Preference Reversal, 1981
Ainslie, G., and Herrnstein, R. J. (1981). Preference reversal and delayed reinforcement. Animal Learning and Behavior, 9(4), 476-482.

 

`

 

Excerpt from

Preference reversal and delayed reinforcement

 

George Ainslie
Massachusetts Mental Health Center
Boston, Massachusetts 02115

and

R. J. Heernstein
Harvard University

Cambridge, Massachusetts 02138


Published in Animal Learning and Behavior, 1981, 9(4), 476-482.

 

From pages 477-478.


Method

Subjects

Six male White Carneaux pigeons, experienced in a number of other operant procedures, were maintained at 80% of their free-feeding weights.


Procedure

Each subject was given 40-45 trials daily, each of which lasted 60 sec regardless of the subject's behavior. At the beginning of each trial, the left key was green and the right key, white. A peck on the left (green) key darkened both keys and raised the food hopper D sec later. The hopper remained raised for 2 sec after the subject's head entered the feeder opening. The keys then remained dark until the beginning of the next trial, 60 sec from the trial's onset. A peck on the right (white) key darkened both keys and raised the food hopper D + 4 sec later. The hopper remained raised for 4 sec after the subject's head entered the feeder opening, whether or not the bird kept his head continuously in the opening. The key then remained dark until the beginning of the next trial.

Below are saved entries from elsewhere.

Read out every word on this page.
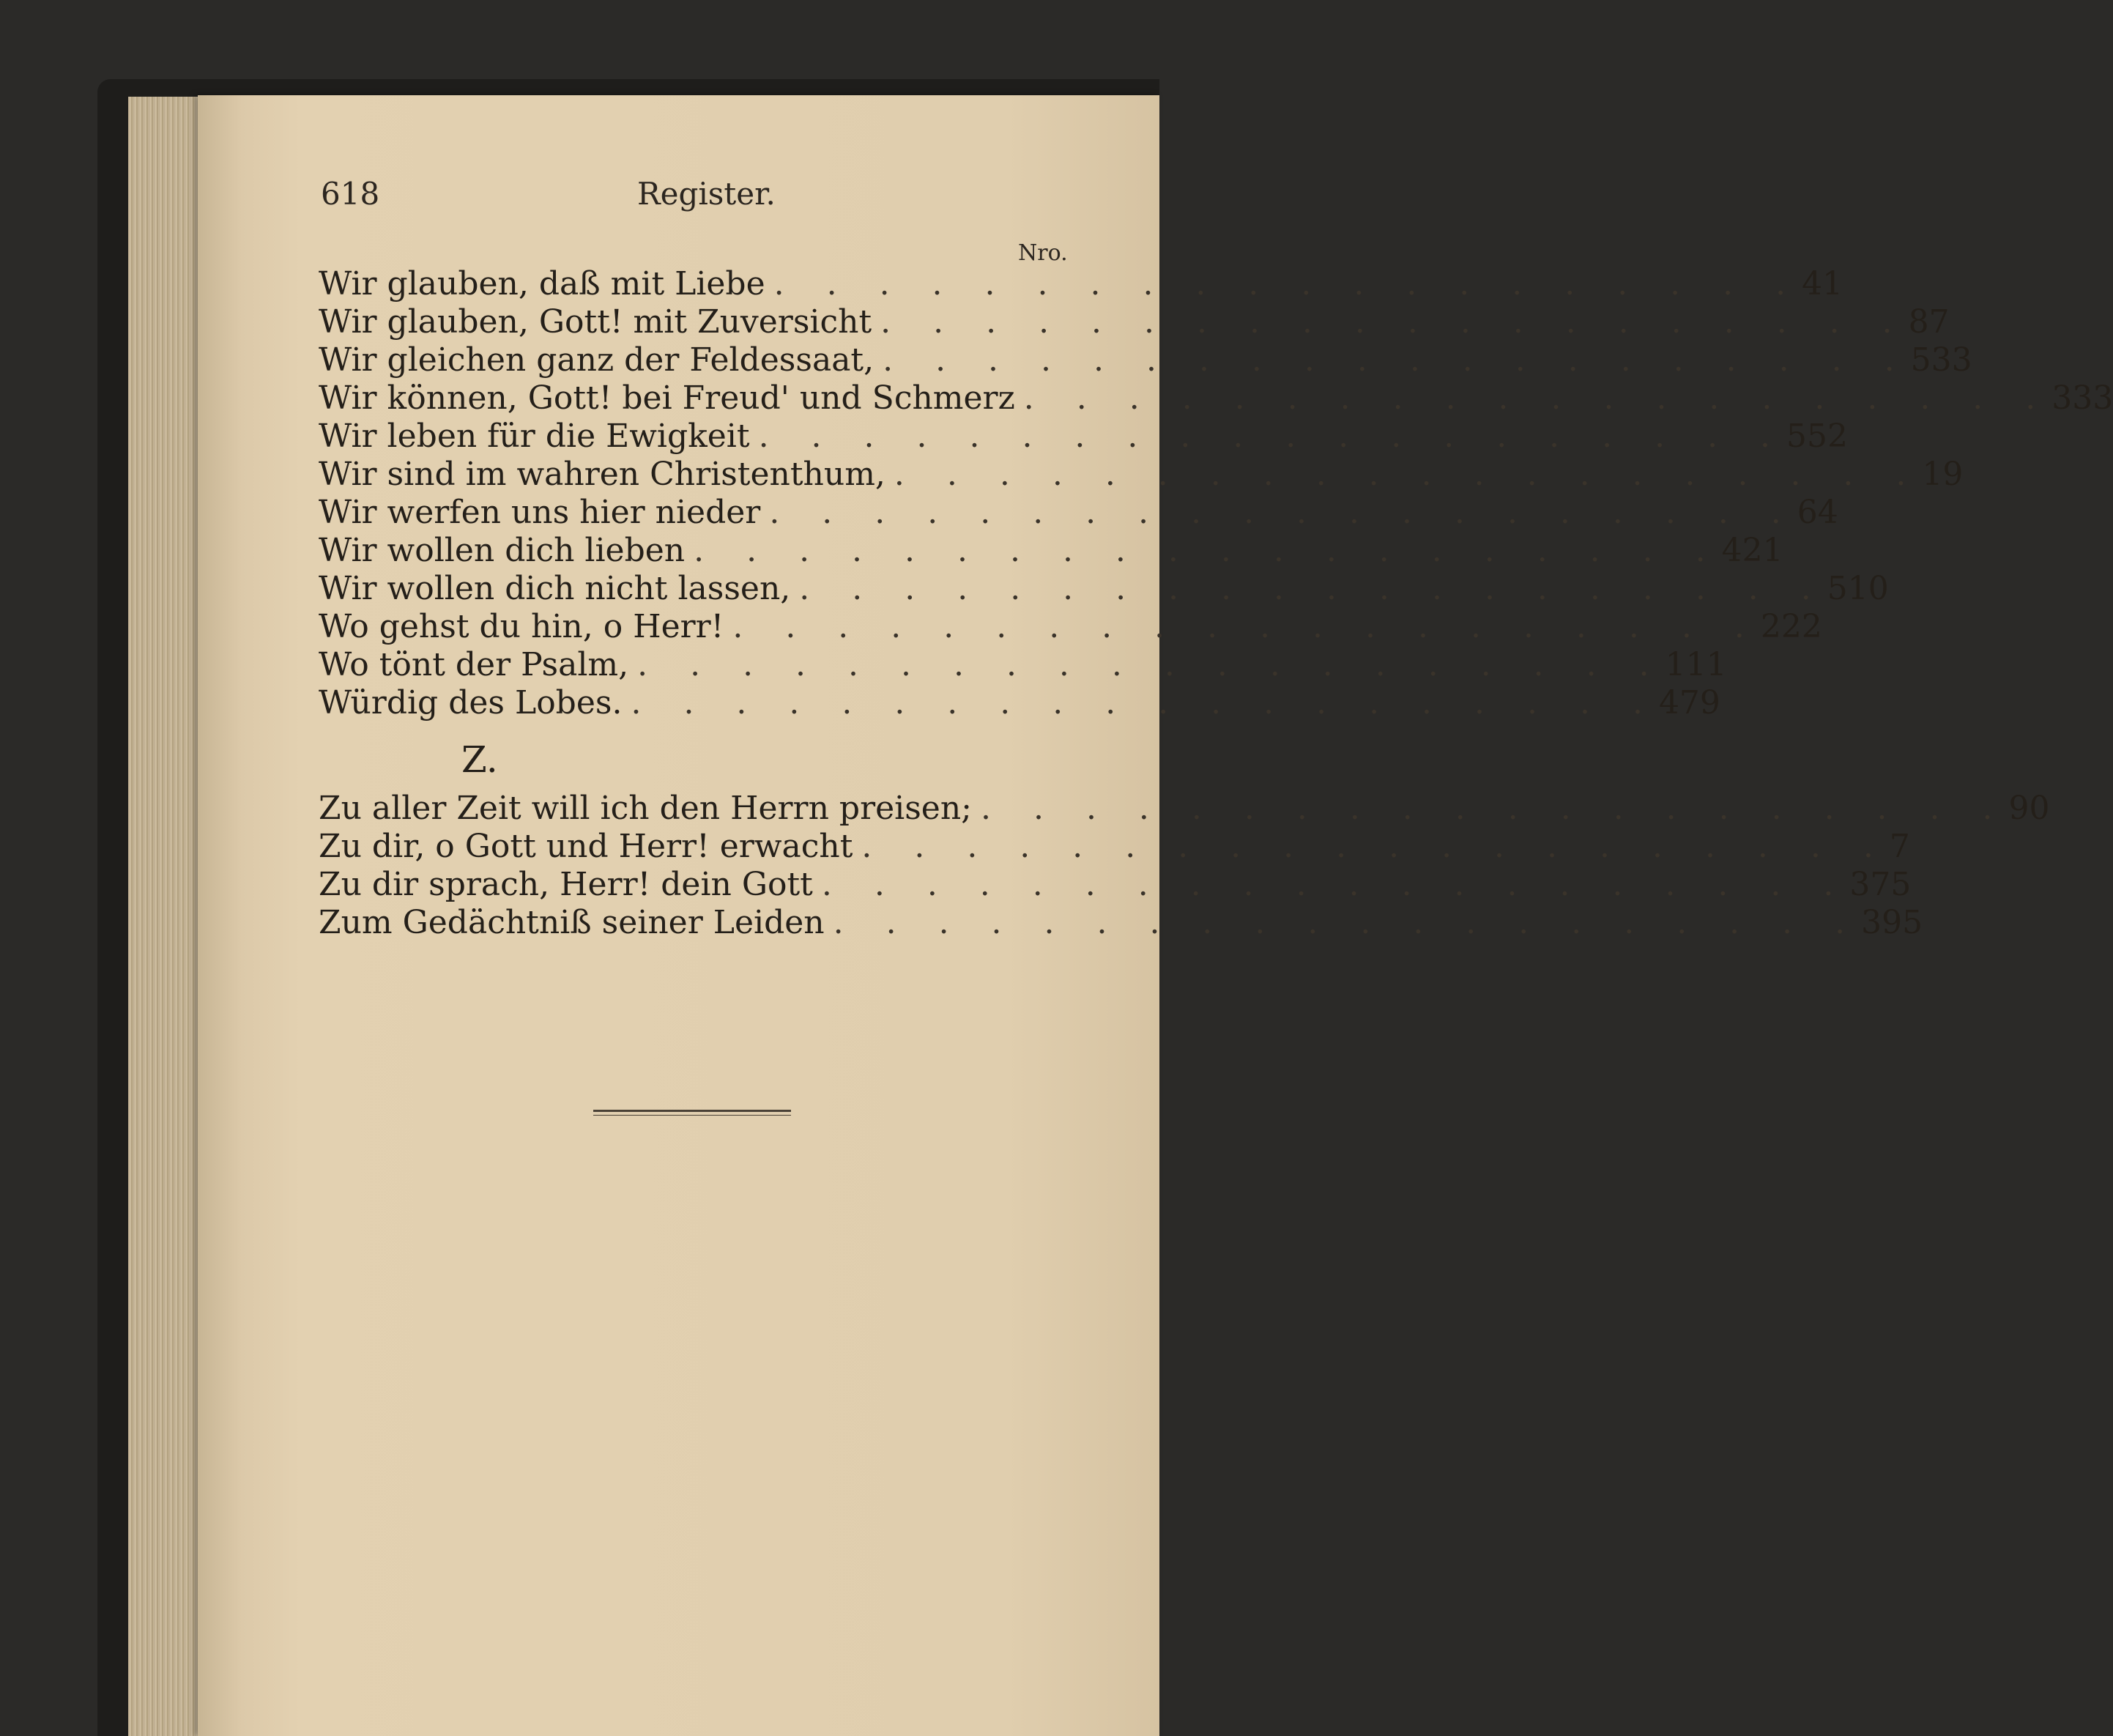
618	Register.
Nro.
Wir glauben, daß mit Liebe . . . . . . . . . . . . . . . . . . . . 41
Wir glauben, Gott! mit Zuversicht . . . . . . . . . . . . . . . . . . . . 87
Wir gleichen ganz der Feldessaat, . . . . . . . . . . . . . . . . . . . . 533
Wir können, Gott! bei Freud' und Schmerz . . . . . . . . . . . . . . . . . . . . 333
Wir leben für die Ewigkeit . . . . . . . . . . . . . . . . . . . . 552
Wir sind im wahren Christenthum, . . . . . . . . . . . . . . . . . . . . 19
Wir werfen uns hier nieder . . . . . . . . . . . . . . . . . . . . 64
Wir wollen dich lieben . . . . . . . . . . . . . . . . . . . . 421
Wir wollen dich nicht lassen, . . . . . . . . . . . . . . . . . . . . 510
Wo gehst du hin, o Herr! . . . . . . . . . . . . . . . . . . . . 222
Wo tönt der Psalm, . . . . . . . . . . . . . . . . . . . . 111
Würdig des Lobes. . . . . . . . . . . . . . . . . . . . . 479
Z.
Zu aller Zeit will ich den Herrn preisen; . . . . . . . . . . . . . . . . . . . . 90
Zu dir, o Gott und Herr! erwacht . . . . . . . . . . . . . . . . . . . . 7
Zu dir sprach, Herr! dein Gott . . . . . . . . . . . . . . . . . . . . 375
Zum Gedächtniß seiner Leiden . . . . . . . . . . . . . . . . . . . . 395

If no peck occurred within 10 sec of the beginning of a trial, the keys darkened and remained dark until the beginning of the next trial. The experimental session ended when the subject had pecked on 40 trials or when 45 trials had taken place, whichever happened first.

The value of D was initially set at .01 sec for all subjects, making the smaller reinforcer available virtually immediately after the appropriate peck. For Subjects I, 2, and 3, D was increased from .01 sec to 2, 4, 6, 8, and 12 sec, then returned to .01 sec; for Subjects 4, 5, and 6, D went from .01 to 12 sec and was then decreased to 8, 6, 4, 2, and .01 sec. Although stable preferences usually formed within the first few sessions of a new con­tingency, D was not changed until no subject was pecking outside of the range of rates it had emitted on previous trials with the same value of D, and no subject seemed to be moving toward the edge of that range. The experiment ran for 320 sessions extended over a period of 11 months and was divided roughly equally among the seven conditions.

Results

Data from the last 10 sessions in each condition were analyzed.

All subjects initially preferred the smaller reinforcer at .01 sec rather than the larger reinforcer at 4 sec (Figure 2). As the delay, D, was increased, all subjects reversed preference, choosing the large-late reinforcer on most or all trials. When D was decreased to .01 sec again, four subjects again chose the small-early reinforcer on virtually all trials; two subjects (2 and 5) continued to choose the large-late reinforcer on all trials. Figure 2 summarizes the main findings for individual subjects. The ordinate gives the large-late reinforcers as a proportion of all reinforcers; the abscissa gives the two delays at each con­dition, which differ by 4 sec, plotted in the order in which they were imposed. Somewhere between .01 and 8 sec, all subjects reversed preference. Lines through the data points show ± 1 standard deviation (estimated population value) around the mean of the individual sessions. Where no variability lines are shown, the standard deviation was zero or virtually zero.